In recent years, the high-end graphics cards in NVIDIA’s GeForce RTX series have seldom featured turbo cooling designs. This shift is partly due to the considerable power consumption and significant heat generation of these cards, rendering the traditional single/double slot turbo cooling design insufficient for their cooling needs. Additionally, NVIDIA itself is not particularly fond of manufacturers adopting this cooling approach, to the extent that there have been instances where graphics cards with turbo cooling were announced and then subsequently withdrawn from release.

Recently, it was revealed that ASUS has developed a new turbo-cooling graphics card based on the Ada Lovelace architecture for the GeForce RTX 4070. This model, dubbed “Turbo GeForce RTX 4070 12GB GDDR6X (TURBO-RTX4070-12G),” is particularly well-suited for server racks and compact Small Form Factor (SFF) systems.

Turbo GeForce RTX 4070

With the continued surge in Artificial Intelligence (AI) popularity, many users are looking to install multiple GPUs in a single system. High-end compute cards like the A100/H100 have maintained strong sales figures due to this demand. However, for users with relatively lower requirements, the consumer-grade GeForce RTX series graphics cards offer a more affordable solution, adequately meeting the needs of general AI applications.

The Turbo GeForce RTX 4070 12GB GDDR6X adheres to the dual-slot specifications of turbo cooling design. It measures 269mm in length and features a channel-type cooler made of aluminum and copper, paired with a single dual-ball bearing cooling fan. The card also includes a single 8Pin external power connector positioned at its tail end. In terms of core specifications and frequency, it follows the settings established for the standard edition. For display outputs, it offers the conventional three DisplayPort 1.4a interfaces and one HDMI 2.1 interface.

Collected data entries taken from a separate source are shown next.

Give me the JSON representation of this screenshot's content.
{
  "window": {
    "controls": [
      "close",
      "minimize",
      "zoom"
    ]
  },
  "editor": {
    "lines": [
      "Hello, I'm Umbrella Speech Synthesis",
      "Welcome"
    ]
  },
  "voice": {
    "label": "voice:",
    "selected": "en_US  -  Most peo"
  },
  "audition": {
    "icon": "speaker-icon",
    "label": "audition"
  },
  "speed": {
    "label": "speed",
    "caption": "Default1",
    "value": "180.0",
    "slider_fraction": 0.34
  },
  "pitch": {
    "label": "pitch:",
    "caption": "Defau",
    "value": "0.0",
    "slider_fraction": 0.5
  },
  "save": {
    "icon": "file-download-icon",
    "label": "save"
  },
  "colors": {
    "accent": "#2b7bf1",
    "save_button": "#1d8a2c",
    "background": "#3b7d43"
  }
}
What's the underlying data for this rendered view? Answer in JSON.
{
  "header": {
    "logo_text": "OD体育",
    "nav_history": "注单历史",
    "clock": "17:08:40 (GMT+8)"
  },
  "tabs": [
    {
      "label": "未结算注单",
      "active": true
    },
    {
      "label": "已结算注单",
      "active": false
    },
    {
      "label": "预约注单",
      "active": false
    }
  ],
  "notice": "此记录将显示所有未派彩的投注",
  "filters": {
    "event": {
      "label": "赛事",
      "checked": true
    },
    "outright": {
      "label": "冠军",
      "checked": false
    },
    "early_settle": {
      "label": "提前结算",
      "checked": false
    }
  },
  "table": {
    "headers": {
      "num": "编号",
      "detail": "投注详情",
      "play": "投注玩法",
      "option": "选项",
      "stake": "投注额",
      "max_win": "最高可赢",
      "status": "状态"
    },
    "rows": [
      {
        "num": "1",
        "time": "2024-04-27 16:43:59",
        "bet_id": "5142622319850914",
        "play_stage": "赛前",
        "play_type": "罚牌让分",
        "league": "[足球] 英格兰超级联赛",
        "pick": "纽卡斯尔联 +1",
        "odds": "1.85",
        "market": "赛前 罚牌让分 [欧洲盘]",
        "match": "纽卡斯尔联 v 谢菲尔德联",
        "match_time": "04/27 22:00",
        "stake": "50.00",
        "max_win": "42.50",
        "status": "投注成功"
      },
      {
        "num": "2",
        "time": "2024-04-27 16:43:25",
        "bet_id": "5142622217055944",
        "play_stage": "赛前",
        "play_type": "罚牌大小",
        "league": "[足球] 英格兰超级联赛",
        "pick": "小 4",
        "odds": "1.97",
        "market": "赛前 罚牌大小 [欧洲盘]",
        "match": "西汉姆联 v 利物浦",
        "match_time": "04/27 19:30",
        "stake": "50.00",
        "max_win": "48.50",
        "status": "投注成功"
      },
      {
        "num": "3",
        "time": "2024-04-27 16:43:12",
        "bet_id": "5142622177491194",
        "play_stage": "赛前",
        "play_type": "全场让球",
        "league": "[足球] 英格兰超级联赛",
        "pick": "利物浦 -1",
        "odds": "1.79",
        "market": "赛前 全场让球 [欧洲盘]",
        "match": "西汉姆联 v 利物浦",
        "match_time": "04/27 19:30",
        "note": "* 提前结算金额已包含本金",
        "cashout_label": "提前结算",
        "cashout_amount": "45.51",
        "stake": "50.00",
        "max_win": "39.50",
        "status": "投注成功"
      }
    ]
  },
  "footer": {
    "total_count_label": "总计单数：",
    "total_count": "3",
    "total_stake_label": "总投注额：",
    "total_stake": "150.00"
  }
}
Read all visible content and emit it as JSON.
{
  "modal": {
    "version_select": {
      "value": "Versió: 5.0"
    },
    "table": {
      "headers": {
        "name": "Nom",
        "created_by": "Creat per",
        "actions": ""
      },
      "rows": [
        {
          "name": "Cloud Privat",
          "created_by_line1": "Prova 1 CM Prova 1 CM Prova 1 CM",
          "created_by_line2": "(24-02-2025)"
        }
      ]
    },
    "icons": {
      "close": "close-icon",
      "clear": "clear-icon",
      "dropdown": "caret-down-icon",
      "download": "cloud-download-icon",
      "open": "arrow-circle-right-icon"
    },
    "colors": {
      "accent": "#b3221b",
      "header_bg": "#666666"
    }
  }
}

This graphics card is produced using fully automated process technology, which enables the completion of all soldering tasks in a single operation. Not only does this approach reduce the thermal strain on components, but it also avoids the use of highly acidic or alkaline cleaning chemicals. Employing this technology ultimately minimizes environmental impact, reduces power consumption during manufacturing, and results in a more reliable product.